Coding agents are where AI labs found product-market fit
Simon Willison's latest essay makes a claim that has been quietly true for a while: Anthropic and OpenAI have found product-market fit, but in coding agents and enterprise deployments, not consumer chat. The numbers he uses to ground it are specific. He himself burned about $2,180 of API token value last month while paying $200 in subscriptions, which is the kind of usage gap that only closes when somebody starts charging by the token. Both labs did exactly that in April, switching enterprise plans to API-based pricing, and Willison reads the new Claude tier as roughly 1.4x more expensive than the predecessor once you adjust for tokenization changes.
The macro picture lines up. He points to the SpaceX SEC filing that names a $1.25 billion-per-month agreement with Anthropic through May 2029 as evidence of the inference bill these workloads generate. Anthropic's projected $10.9 billion Q2, up from the $4 billion run-rate that was concentrated in Cursor and GitHub Copilot, fits the same story. Willison adds a less obvious tell: OpenAI is hiring for 703 roles with about 33% tagged enterprise, Anthropic for 390 with about 27% enterprise. Sales orgs do not grow that way to serve free-tier users.

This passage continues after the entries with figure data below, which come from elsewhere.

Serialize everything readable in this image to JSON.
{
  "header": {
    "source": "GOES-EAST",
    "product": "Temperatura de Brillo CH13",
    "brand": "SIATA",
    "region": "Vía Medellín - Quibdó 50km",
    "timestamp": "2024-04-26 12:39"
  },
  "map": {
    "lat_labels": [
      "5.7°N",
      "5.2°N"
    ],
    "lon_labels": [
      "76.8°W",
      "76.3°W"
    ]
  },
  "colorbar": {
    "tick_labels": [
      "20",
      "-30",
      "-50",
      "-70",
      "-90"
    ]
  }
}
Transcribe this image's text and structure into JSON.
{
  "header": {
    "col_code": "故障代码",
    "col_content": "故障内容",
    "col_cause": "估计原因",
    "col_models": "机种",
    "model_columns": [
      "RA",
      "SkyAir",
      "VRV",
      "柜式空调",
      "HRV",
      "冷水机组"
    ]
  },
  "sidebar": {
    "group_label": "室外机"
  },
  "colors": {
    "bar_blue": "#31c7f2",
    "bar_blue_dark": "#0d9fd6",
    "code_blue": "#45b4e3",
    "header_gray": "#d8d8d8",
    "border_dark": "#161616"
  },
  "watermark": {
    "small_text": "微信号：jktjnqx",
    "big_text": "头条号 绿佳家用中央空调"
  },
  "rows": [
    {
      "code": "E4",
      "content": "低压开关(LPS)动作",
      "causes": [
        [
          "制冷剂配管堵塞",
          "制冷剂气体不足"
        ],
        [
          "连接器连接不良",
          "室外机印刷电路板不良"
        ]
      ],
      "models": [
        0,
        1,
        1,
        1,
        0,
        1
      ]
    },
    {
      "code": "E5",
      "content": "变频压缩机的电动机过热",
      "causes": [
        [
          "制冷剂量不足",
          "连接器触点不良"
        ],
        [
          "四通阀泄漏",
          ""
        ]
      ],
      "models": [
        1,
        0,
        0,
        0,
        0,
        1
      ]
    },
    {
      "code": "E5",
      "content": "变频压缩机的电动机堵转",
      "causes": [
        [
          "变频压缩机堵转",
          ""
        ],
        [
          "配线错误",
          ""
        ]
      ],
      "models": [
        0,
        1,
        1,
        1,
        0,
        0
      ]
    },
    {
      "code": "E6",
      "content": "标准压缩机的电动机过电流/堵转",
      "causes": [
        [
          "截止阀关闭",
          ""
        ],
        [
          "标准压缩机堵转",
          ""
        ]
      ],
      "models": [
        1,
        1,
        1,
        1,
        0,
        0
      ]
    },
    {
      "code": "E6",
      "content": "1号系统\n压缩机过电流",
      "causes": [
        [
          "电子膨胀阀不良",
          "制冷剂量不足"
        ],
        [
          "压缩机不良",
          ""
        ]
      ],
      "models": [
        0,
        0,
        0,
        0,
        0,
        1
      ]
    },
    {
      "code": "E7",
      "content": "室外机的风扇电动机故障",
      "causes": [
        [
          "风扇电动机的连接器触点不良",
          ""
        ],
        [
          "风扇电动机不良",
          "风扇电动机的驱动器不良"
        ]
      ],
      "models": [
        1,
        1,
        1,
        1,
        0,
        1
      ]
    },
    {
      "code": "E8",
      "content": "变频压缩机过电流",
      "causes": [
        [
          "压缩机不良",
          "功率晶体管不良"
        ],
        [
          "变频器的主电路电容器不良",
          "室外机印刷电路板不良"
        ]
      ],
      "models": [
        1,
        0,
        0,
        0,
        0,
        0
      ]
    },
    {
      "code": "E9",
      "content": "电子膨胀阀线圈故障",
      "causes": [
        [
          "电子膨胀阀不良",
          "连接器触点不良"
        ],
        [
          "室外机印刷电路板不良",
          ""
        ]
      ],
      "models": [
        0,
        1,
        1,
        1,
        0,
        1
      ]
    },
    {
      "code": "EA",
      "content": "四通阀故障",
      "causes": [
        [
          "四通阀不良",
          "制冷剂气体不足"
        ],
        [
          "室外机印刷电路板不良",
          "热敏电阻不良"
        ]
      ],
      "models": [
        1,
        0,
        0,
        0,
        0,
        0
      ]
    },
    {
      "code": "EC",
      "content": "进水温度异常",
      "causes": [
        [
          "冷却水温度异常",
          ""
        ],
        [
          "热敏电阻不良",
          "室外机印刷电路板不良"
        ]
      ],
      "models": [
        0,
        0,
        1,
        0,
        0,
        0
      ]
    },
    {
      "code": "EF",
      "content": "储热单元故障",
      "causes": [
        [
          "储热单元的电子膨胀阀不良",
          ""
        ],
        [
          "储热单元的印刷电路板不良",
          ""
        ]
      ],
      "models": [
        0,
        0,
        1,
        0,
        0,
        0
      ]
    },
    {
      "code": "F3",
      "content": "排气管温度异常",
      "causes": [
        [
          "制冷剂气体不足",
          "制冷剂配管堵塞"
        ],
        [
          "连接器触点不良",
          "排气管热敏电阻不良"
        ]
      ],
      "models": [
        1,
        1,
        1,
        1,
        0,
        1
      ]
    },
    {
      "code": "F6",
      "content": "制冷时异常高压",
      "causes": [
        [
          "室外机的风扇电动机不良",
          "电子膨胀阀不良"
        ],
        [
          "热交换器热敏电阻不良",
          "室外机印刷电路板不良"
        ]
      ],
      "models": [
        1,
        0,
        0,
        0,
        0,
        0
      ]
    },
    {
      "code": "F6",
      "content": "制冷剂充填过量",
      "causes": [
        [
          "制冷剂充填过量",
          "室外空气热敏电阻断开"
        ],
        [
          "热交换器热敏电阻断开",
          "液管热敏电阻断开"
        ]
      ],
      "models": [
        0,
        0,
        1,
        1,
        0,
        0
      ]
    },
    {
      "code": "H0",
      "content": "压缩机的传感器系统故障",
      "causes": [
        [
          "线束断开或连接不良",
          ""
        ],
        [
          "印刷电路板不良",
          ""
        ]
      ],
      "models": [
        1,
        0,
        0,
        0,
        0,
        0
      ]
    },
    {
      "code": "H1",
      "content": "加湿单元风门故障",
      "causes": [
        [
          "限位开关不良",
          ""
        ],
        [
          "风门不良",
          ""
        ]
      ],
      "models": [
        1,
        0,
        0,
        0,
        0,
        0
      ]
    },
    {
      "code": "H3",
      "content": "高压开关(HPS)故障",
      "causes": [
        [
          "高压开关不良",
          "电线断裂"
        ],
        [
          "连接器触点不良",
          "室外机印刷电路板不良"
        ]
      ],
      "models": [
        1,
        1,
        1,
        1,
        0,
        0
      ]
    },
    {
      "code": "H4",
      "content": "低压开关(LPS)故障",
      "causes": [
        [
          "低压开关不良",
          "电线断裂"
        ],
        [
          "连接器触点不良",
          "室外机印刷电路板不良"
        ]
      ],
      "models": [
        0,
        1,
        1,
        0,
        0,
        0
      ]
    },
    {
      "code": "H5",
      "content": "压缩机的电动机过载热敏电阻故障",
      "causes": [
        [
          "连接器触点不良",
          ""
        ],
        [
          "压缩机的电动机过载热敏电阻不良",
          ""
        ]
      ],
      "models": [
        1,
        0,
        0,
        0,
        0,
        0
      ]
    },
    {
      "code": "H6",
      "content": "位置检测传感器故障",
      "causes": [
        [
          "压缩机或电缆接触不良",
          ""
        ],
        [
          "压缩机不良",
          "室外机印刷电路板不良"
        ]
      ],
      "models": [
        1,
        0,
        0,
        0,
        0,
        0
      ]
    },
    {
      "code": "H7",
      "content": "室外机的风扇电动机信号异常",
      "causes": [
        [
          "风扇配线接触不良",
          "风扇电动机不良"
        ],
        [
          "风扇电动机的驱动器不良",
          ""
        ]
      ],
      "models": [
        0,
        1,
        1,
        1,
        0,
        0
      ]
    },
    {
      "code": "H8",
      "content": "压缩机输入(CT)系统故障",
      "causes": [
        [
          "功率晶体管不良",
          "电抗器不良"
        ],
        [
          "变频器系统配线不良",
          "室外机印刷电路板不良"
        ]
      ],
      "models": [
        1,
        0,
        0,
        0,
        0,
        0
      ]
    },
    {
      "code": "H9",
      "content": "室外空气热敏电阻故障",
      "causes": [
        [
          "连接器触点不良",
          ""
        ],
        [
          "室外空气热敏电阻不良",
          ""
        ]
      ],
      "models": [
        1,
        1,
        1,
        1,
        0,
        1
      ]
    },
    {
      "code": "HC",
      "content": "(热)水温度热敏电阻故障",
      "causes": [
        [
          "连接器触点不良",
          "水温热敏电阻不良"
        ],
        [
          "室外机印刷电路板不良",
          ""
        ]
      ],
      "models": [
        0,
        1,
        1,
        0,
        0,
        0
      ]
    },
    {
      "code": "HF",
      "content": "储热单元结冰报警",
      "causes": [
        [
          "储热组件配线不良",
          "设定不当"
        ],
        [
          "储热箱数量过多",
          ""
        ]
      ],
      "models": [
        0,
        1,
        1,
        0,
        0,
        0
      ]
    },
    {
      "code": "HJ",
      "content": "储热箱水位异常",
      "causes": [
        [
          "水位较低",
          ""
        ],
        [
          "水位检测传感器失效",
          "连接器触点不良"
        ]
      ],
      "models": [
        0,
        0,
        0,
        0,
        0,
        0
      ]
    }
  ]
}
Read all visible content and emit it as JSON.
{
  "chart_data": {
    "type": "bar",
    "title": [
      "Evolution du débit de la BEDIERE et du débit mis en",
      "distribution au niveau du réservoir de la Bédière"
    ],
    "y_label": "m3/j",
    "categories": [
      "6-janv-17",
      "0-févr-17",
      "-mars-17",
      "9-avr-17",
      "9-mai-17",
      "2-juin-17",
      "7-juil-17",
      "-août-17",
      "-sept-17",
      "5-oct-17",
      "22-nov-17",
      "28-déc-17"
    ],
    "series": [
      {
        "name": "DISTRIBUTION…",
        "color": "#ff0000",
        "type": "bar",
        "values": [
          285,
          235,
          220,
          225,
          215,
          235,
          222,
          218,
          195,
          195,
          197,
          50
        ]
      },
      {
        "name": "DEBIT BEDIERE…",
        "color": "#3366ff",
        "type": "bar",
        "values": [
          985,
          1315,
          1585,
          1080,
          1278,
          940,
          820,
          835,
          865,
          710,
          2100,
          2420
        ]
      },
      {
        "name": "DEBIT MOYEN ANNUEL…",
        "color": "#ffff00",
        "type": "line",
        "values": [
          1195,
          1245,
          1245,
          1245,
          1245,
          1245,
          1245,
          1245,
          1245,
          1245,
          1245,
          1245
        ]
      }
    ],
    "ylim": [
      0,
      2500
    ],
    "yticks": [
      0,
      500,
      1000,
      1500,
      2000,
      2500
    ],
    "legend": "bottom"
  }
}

His framing is that coding agents hit the rare combination of being expensive to run, valuable enough that high-salary developers do not flinch at API pricing, and token-hungry in a way that chat is not. That is what turns inference costs from a problem into a revenue model.
Why it matters
If you build on Anthropic or OpenAI APIs, this is the pricing trajectory to plan for: usage-aligned, growing more aggressive at the enterprise tier, and pointed at coding workloads first. For internal tooling teams, that means the per-developer math on agent usage is about to look more like a real line item than a hobby budget, and procurement will start asking.